Hallabanaha to była po prostu szczeniacka beka z tej całej "indyjskiej" fascynacji transami. Może nawet i do tej pory wiele osób nie wie o istnieniu Hal targowych na Banacha w Warszawie. Imprezy legendarne jak Acid Test, Echotek i wiele, wiele innych, których pewnie jak byśmy mieli przekopiować, byłoby więcej kartek niż z tego całego wywiadu. Natomiast chciałem czegoś więcej, żeby stworzyć coś z czym by się identyfikowało więcej osób oraz żeby to wszystko zaczęło być bardziej profesjonalne. Udało się to połowicznie, dla wielu MAE to Bongo koniec i kropka. Ale wiele osób zrozumiało ze MAE to twór wspólny i wiem ze ci co SĄ aktualnie w ekipie SĄ dumni z tego, że możemy wspólnie wyjeżdżać i wspólnie tworzyć. W wielu sprawach nie dało się wyplenić naszego szczeniackiego i undergroundowego podejścia do imprez, gdzie przegrał profesjonalizm (hahahaha :)). Ale i tak uważam, że decyzja była słuszna i mimo wszystko MAE jest sukcesem.

play.jpg
5. Czego możemy się spodziewać w najbliższych miesiącach? Co z planowanym festiwalem? ;)

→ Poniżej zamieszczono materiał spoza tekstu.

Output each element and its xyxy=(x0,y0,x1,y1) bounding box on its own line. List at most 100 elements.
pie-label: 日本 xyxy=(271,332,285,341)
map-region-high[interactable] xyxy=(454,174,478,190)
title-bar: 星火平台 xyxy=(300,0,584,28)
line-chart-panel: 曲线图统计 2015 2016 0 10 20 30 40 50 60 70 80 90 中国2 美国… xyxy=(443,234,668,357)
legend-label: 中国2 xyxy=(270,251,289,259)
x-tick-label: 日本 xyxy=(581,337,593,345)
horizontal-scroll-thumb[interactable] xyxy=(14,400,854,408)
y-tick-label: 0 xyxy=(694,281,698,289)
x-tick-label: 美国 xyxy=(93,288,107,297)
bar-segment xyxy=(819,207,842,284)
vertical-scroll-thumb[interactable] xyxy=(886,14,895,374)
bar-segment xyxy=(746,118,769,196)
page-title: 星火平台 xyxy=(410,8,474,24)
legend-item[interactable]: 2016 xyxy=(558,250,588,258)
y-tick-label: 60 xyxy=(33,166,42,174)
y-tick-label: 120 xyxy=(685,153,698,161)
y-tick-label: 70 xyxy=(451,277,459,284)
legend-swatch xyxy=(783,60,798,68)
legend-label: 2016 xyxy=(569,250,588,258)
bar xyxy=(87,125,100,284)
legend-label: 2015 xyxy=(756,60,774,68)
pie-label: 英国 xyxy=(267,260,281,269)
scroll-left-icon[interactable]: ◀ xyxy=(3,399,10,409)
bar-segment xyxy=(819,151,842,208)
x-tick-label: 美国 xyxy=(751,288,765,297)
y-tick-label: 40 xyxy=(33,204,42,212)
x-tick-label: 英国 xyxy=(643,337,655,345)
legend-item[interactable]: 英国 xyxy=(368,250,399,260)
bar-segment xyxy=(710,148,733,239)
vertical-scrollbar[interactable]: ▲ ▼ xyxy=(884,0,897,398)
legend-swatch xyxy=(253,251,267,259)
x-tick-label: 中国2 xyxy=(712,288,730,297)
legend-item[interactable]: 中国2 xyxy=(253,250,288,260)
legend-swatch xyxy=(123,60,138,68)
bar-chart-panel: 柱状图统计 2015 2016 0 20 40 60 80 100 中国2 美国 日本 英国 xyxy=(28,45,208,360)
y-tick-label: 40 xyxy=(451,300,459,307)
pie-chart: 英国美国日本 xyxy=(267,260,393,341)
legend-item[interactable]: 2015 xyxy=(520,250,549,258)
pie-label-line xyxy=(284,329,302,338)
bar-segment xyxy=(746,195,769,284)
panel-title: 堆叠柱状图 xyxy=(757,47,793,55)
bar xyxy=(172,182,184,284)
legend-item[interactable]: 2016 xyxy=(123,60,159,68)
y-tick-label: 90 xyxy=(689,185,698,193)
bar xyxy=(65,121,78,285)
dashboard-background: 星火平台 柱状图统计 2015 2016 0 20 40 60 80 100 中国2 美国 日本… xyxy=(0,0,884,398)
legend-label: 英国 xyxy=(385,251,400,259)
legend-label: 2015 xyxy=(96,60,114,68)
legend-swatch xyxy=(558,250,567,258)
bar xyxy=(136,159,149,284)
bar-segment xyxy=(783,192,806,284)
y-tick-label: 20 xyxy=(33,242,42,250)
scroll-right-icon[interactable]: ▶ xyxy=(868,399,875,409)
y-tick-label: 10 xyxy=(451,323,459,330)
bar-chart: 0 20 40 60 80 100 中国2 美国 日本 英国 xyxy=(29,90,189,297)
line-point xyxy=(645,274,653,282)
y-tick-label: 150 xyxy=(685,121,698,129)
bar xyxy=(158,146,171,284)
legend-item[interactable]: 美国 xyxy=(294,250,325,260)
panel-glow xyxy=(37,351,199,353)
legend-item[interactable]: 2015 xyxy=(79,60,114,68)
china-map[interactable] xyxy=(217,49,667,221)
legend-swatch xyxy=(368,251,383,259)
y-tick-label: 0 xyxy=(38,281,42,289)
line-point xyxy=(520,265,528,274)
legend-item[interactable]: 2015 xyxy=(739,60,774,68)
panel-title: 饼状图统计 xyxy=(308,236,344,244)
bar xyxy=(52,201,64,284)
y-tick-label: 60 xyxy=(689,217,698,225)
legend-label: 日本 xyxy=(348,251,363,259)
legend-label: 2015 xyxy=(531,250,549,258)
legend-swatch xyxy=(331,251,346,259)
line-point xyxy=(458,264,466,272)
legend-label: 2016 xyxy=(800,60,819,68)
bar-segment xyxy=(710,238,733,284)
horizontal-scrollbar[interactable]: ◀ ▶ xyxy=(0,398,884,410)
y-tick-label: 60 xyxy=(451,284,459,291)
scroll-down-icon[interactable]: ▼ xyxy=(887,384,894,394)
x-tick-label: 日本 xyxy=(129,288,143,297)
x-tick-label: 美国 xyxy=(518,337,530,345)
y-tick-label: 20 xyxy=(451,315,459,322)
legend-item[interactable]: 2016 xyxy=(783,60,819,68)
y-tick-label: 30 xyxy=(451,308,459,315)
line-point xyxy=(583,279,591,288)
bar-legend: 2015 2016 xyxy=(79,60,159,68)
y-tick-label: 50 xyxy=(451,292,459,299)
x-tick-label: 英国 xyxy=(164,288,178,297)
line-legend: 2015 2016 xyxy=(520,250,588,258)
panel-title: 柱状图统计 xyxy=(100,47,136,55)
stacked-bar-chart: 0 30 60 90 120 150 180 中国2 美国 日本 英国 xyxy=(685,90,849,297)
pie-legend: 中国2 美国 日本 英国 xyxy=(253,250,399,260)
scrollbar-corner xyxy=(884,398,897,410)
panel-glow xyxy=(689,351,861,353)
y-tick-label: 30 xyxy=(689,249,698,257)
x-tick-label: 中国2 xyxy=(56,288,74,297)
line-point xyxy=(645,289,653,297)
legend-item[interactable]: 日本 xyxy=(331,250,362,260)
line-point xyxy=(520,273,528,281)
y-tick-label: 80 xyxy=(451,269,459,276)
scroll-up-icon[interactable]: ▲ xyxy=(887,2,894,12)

Nastawiliśmy się na dekorowanie imprez. Ja osobiście uważam, że zamiast na siłę planować swój własny fest, lepiej jest promować takie wydarzenia jak Sadhana, czy Goa Dupa. Obie drużyny SĄ zajebiste mają potencjał nieograniczony, wiedzą jak to robić i lepiej żeby były 2 coraz lepsze wydarzenia z roku na rok. Ostatnia edycja Sadhany pokazała, że jest to słuszna decyzja MAE prezentowało się świetnie od strony deko, muzy, ale i także świetny klimat stworzyliśmy na polu namiotowym i mainie (hahaha :)).

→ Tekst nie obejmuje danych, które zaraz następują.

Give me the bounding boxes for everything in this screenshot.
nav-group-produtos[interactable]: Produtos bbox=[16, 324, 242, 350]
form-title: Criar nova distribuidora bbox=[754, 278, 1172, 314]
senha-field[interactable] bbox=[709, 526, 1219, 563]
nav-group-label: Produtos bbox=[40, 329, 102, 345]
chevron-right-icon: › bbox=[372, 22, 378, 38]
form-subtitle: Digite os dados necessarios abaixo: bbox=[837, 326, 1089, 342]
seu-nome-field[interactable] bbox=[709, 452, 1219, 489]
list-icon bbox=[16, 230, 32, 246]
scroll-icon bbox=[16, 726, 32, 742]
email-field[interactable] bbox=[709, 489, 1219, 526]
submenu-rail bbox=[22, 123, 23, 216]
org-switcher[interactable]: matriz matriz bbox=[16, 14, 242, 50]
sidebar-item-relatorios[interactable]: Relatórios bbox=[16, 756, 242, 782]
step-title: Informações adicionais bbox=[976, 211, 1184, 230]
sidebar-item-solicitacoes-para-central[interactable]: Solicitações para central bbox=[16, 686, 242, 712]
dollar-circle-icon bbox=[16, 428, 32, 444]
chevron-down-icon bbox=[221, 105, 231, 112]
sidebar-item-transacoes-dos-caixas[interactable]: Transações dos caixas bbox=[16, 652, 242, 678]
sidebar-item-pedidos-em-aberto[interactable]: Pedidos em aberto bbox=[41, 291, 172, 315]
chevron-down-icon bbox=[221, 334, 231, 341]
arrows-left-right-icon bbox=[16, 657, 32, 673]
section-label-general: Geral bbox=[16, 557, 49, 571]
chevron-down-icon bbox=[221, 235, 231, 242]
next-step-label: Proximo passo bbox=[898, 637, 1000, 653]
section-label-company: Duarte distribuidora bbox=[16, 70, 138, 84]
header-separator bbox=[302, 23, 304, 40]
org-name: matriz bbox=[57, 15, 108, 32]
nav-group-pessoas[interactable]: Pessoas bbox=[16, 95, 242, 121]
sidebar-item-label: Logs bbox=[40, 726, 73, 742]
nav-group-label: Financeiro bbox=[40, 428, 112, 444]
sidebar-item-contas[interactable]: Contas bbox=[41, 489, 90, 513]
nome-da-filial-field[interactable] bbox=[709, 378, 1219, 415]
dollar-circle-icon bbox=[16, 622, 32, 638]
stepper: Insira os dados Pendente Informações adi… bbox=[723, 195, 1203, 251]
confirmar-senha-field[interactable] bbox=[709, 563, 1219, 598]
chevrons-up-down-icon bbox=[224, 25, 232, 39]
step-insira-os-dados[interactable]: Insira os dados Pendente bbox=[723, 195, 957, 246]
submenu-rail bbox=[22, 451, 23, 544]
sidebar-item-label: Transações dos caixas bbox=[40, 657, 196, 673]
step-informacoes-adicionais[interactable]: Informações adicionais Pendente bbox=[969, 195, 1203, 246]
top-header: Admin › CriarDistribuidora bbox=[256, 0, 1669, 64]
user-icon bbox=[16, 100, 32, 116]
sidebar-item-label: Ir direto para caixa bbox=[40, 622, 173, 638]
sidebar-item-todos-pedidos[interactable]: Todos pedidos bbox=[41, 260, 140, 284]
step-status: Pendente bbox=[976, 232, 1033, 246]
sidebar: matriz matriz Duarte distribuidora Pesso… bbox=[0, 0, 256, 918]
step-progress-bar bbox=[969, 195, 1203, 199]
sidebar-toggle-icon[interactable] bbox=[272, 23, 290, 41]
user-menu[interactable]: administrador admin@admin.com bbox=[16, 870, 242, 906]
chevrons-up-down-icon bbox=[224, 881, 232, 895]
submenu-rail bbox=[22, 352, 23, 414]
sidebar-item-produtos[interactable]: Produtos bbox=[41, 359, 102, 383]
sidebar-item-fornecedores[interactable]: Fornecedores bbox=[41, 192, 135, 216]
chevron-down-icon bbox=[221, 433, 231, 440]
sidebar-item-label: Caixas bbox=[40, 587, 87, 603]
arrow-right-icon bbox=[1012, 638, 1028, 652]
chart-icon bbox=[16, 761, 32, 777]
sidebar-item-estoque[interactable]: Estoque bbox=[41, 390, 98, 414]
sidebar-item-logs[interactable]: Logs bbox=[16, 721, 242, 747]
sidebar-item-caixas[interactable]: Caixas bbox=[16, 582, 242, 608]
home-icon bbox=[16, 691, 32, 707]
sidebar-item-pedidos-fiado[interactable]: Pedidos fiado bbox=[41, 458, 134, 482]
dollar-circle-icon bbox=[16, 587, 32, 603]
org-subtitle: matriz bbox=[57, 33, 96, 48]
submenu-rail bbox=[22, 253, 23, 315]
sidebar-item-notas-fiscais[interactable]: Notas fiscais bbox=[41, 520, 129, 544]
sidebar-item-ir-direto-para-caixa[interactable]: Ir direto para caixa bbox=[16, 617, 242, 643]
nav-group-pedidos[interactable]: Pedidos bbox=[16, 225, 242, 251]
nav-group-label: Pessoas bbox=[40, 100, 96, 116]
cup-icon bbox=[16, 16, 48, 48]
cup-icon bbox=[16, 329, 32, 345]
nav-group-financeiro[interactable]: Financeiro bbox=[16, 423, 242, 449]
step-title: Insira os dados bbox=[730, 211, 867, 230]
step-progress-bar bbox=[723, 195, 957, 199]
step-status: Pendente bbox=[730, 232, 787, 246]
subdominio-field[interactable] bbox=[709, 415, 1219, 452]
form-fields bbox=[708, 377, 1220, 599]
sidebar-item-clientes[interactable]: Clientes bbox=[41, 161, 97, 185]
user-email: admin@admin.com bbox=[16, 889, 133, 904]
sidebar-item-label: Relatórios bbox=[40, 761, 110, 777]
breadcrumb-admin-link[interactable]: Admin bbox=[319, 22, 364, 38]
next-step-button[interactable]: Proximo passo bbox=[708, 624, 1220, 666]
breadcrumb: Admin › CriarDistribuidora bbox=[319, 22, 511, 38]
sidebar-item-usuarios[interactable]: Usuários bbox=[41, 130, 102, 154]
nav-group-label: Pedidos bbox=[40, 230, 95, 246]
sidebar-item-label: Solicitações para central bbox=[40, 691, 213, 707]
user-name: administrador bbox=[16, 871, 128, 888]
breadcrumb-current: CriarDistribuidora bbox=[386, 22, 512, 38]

6. Sprzęt do grania: winyl, mp3 czy może CD - i dlaczego?

Obojętnie, byle cisnąć ludzi do przodu na mainie.

7. Co jest ważniejsze z punktu widzenia DJa - ultra-czyste brzmienie czy aranż, przekaz? Czy obie te rzeczy się nie wykluczają?

Właściwie coraz częściej skłaniam się ku temu, że czyste krystaliczne brzmienie jest najważniejsze + pompa. :P Właściwie to pytanie podobne do pytania o gusta, więc nie dyskutujmy o tym.

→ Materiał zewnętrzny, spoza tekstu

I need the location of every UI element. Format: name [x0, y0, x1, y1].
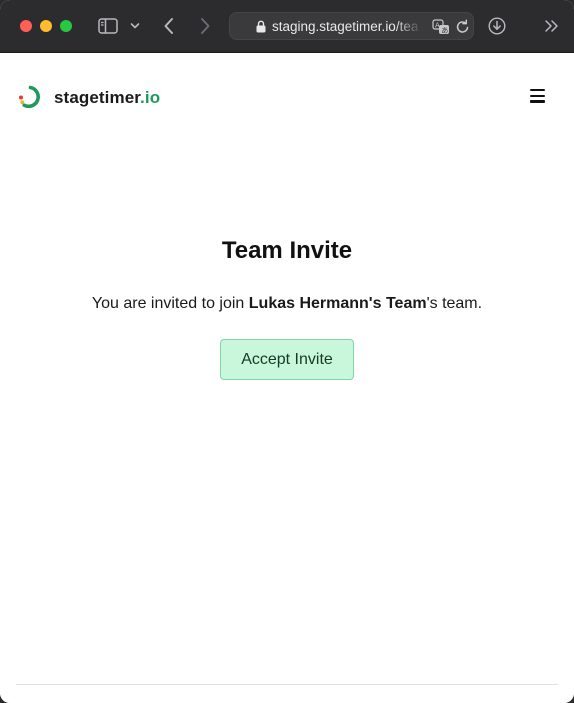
svg-text:あ: あ — [441, 27, 448, 35]
hamburger-icon[interactable] — [530, 89, 546, 103]
close-window-button[interactable] — [20, 20, 32, 32]
invite-text-suffix: 's team. — [426, 295, 483, 312]
brand-tld-text: .io — [140, 88, 161, 107]
browser-window: staging.stagetimer.io/tea Aあ stagetimer.… — [0, 0, 574, 703]
lock-icon — [256, 20, 266, 33]
invite-text-prefix: You are invited to join — [91, 295, 249, 312]
address-bar[interactable]: staging.stagetimer.io/tea Aあ — [229, 12, 474, 40]
brand-name[interactable]: stagetimer.io — [54, 88, 160, 108]
minimize-window-button[interactable] — [40, 20, 52, 32]
accept-invite-button[interactable]: Accept Invite — [220, 339, 354, 380]
team-name: Lukas Hermann's Team — [248, 295, 427, 312]
forward-arrow-icon[interactable] — [196, 16, 214, 36]
sidebar-icon[interactable] — [97, 17, 119, 35]
zoom-window-button[interactable] — [60, 20, 72, 32]
browser-toolbar: staging.stagetimer.io/tea Aあ — [0, 0, 574, 53]
page-title: Team Invite — [221, 237, 353, 264]
reload-icon[interactable] — [455, 19, 470, 35]
download-icon[interactable] — [487, 16, 507, 36]
brand-name-text: stagetimer — [54, 88, 141, 107]
chevron-down-icon[interactable] — [128, 18, 142, 34]
double-chevron-icon[interactable] — [544, 18, 560, 34]
url-text: staging.stagetimer.io/tea — [272, 18, 419, 34]
page-content: stagetimer.io Team Invite You are invite… — [0, 53, 574, 703]
site-header: stagetimer.io — [0, 53, 574, 143]
invite-message: You are invited to join Lukas Hermann's … — [0, 295, 574, 313]
back-arrow-icon[interactable] — [160, 16, 178, 36]
footer-divider — [16, 684, 558, 685]
translate-icon[interactable]: Aあ — [432, 19, 450, 35]
stagetimer-logo-icon[interactable] — [18, 85, 44, 109]
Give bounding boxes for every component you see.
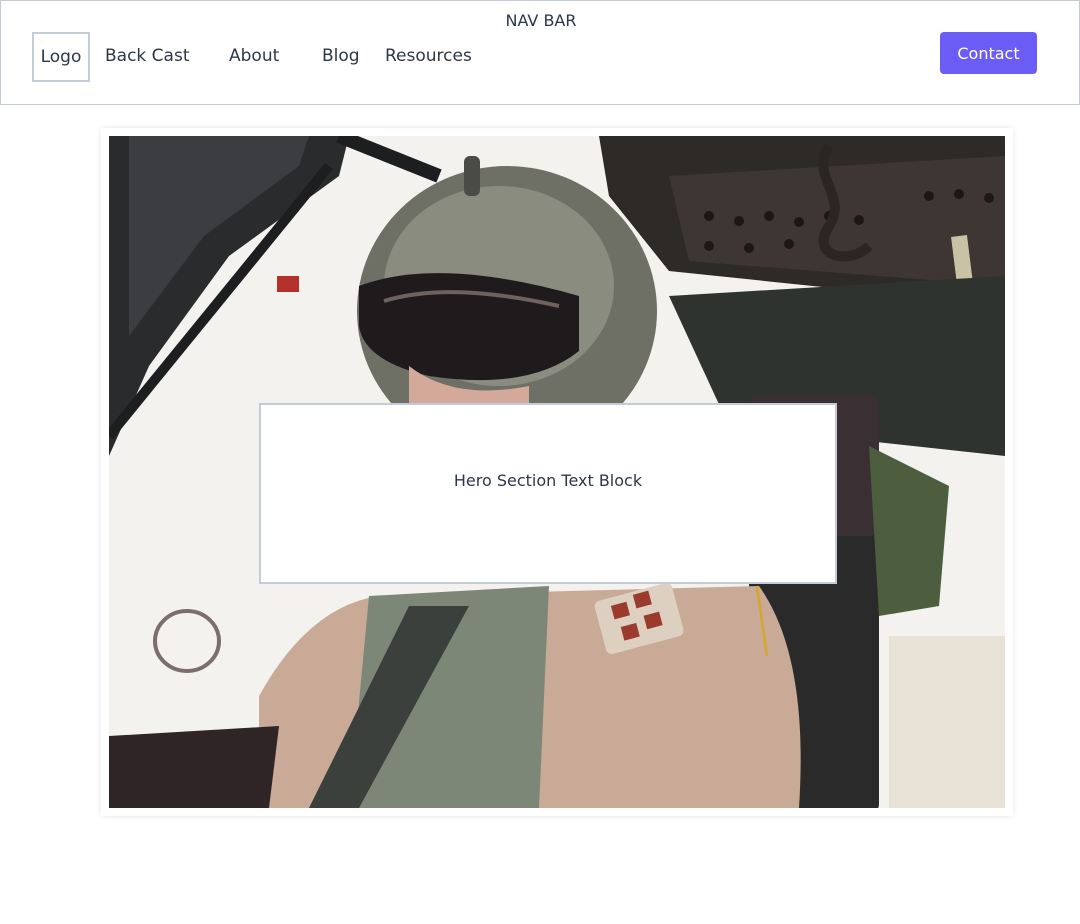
nav-bar-title: NAV BAR: [505, 11, 577, 30]
logo[interactable]: Logo: [32, 32, 90, 82]
nav-link-about[interactable]: About: [229, 46, 279, 66]
nav-link-resources[interactable]: Resources: [385, 46, 472, 66]
hero-section: Hero Section Text Block: [101, 128, 1013, 816]
nav-bar: NAV BAR Logo Back Cast About Blog Resour…: [0, 0, 1080, 105]
hero-text-block: Hero Section Text Block: [259, 403, 837, 584]
nav-link-blog[interactable]: Blog: [322, 46, 360, 66]
nav-link-back-cast[interactable]: Back Cast: [105, 46, 190, 66]
contact-button[interactable]: Contact: [940, 32, 1037, 74]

8. Który z istniejących gatunków psytrance określiłbyś według siebie jako najgorszy/najmniej ciekawy i dlaczego?

W każdym z gatunków jest dobra i zła muzyka. Ja cieszę się że w MAE mamy taki skład, że możemy opędzić każdą psytransowa imprezę od rana do wieczora. Nasi DJe grają chill, prog, dark, night psycho, full-on, goa. Właściwie mamy specjalistów od każdego z tych gatunków, to jest zajebiste w naszej ekipie. Digitalizacja sprawiła, ze każdy jest producentem, każdy robi muzę, produkcja CD jest dość tania, wiec i wytwórni pojawiło się tysiące. Muzyki dobrej jest tyle samo co kiedyś.

9. Slogan "PLUR" - przeżytek czy może hasło wciąż aktualne?

......poczekaj wbiję to w Google, bo nie wiem o co chodzi hahahahaha :P ...aha dobra ..... :P no tak, było coś takiego. Jeżeli chodzi o duże festiwale to trzeba dodać M jak Money, S jak Shoping. T jak Timetable. Hehe. Ja osobiście nie korzystam już z usług wielkich festiwali. Wole małe wydarzenia do 1000 osób. Wówczas jest więcej PLUR-a.

set.jpg
10. Dlaczego właśnie psychedelic trance, a nie np. rock czy hip-hop?

W psytrance nie liczą się ciuchy za 300 złotych , nie liczy się kto jak tańczy, nie liczy się jakim samochodem przyjechałeś, nieważne czy jesteś sam czy z ekipą, nieważne jak wyglądasz zawsze znajdziesz bratnie dusze. Właściwie w psytrance jest wszystko na odwrót najlepiej mieć na sobie coś podartego, tarczyc dziwnie, przyjechać samochodem kolorowym niekoniecznie najnowszym, a jeszcze jak przyjedziesz sam i stopem to w ogóle wow hehehe. :P

11. Załóżmy, że masz możliwość wybrania wymarzonej pracy w dowolnym miejscu na świecie - co to będzie i gdzie?

Właściwie to nieważne gdzie pracujesz i gdzie mieszkasz szczęśliwym możesz być wszędzie. Co z tego, że miałbym fajną prace na rajskiej wyspie, jak tęskniłbym do paczki, z która się żyje i baluje na co dzień. Nie ma takiego miejsca, gdzie człowiek byłby w 100 procentach szczęśliwy.

12. Ostatnie pytanie - gdybyś miał wybrać jedną możliwość: granie na imprezie jako DJ czy też bycie na imprezie jako uczestnik?

Granie!!!! Nigdy na mainie się lepiej nie bawiłem jak podczas najlepszych swoich setów. Zapominam się wówczas kompletnie i wariuje za DJką. Ma to moc!!!